Charlie’s mother works as a nurse twice a week, and Charlie spends those days with his 87-year-old great-grandmother, who sets aside time each day for “school.” She teaches him the alphabet and a dab of math and then sits him on her lap and reads a story. I don’t know what he does after that. He might rot his mind on television for all I know, but I do know the word school has a pleasant association for him, and he can’t wait to go.
My granddaughter is not yet two, but I’ve already told my son and daughter-in-law, both of whom work, that she can ride the bus to our house after school. She will have just been with my wife in the library, and then the baton will be passed to me.
We’ll start with milk and cookies and then chew on her day, her reporting the triumphs and tragedies, me listening¸ giving grandfatherly nods in all the right places.
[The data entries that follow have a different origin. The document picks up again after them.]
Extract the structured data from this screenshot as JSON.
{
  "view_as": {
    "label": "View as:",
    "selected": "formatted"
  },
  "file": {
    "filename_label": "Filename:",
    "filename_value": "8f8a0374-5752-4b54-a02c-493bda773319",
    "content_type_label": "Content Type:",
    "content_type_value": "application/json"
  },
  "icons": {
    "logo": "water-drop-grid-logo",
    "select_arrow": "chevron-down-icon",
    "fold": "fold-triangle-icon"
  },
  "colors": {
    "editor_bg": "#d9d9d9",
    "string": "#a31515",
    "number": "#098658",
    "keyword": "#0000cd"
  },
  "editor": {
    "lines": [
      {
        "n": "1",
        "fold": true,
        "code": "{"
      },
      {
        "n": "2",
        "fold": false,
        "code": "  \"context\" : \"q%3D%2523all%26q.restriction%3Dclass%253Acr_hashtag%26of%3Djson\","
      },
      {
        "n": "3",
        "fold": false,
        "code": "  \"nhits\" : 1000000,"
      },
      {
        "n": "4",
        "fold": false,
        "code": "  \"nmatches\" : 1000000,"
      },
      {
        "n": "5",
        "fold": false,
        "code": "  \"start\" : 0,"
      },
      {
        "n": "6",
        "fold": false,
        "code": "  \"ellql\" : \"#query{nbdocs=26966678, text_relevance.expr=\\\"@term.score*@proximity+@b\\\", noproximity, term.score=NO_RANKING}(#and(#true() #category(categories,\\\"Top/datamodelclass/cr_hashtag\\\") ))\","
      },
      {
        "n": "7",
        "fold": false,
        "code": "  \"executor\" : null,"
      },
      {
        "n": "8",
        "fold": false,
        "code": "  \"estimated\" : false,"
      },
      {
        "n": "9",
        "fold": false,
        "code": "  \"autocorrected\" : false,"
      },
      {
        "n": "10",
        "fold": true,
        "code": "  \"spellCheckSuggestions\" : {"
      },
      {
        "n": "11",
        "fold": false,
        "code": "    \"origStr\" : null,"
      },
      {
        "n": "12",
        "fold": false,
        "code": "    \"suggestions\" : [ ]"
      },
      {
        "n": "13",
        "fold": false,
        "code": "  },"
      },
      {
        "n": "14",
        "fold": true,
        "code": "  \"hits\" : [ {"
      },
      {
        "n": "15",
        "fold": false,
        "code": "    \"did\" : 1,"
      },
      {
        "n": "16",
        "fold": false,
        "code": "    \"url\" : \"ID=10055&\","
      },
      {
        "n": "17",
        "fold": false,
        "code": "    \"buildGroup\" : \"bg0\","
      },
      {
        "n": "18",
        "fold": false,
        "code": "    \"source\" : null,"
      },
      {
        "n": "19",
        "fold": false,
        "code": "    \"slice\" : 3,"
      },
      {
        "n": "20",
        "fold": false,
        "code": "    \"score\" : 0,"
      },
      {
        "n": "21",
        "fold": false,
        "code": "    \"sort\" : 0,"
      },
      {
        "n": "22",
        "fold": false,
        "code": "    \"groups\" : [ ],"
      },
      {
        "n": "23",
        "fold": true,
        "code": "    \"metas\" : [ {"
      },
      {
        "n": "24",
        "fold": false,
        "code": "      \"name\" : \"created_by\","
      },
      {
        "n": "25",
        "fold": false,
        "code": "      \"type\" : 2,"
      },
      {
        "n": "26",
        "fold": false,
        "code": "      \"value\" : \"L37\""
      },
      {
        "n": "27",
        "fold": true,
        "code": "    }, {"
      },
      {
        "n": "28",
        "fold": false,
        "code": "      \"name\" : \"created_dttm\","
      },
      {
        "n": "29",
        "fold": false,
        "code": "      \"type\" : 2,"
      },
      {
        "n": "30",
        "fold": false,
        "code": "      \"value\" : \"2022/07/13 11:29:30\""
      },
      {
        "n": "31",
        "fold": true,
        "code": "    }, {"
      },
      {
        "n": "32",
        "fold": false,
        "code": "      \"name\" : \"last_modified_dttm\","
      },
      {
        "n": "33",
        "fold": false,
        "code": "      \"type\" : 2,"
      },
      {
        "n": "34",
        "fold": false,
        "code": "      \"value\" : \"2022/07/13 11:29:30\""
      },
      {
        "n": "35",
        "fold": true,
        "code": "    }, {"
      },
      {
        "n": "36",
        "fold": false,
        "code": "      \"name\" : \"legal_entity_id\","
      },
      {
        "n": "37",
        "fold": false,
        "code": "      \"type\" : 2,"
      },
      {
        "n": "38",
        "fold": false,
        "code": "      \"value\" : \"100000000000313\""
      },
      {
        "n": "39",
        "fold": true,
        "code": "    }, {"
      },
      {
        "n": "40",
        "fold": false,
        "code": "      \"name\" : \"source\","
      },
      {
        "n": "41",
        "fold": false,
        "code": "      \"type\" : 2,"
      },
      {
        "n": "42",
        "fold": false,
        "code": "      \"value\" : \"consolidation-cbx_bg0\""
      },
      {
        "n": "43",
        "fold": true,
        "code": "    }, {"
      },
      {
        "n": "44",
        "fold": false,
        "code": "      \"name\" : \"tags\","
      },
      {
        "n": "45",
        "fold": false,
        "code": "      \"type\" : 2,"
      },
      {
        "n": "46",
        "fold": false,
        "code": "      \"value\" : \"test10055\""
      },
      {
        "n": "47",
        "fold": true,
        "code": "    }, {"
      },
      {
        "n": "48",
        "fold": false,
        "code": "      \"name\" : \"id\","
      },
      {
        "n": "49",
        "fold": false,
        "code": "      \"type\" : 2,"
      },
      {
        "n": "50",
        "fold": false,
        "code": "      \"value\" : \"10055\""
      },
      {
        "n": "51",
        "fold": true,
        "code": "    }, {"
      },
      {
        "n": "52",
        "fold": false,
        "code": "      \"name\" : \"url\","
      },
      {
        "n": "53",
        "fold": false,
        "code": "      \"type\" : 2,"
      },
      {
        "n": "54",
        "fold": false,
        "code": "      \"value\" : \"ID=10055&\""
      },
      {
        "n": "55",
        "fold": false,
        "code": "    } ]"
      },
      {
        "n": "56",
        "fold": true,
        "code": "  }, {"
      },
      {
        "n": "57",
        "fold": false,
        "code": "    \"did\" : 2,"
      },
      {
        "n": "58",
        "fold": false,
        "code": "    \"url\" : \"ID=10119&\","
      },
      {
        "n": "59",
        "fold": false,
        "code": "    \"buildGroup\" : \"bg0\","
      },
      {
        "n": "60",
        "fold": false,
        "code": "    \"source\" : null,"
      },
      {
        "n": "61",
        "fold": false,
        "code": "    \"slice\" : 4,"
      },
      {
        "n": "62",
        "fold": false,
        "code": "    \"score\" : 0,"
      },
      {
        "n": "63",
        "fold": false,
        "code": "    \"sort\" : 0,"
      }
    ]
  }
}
We’ll lace up our boots and go for a hike in Mrs. Blanton’s woods across the road from our house, making our way to the creek, watching for deer, keeping an eye peeled for the bald eagle that has made its home a few miles up creek. I’ve seen it three times now, working the creek in search of supper. In the deep pools, we’ll watch the waterbugs dance across the surface. We’ll skip rocks, throwing sidearm — three, four, five skips — and then head home past the Helbigs’ pasture, stopping to watch the horses chomping the grass down to dirt.
There are all sorts of things one must learn, only some of which are taught in school.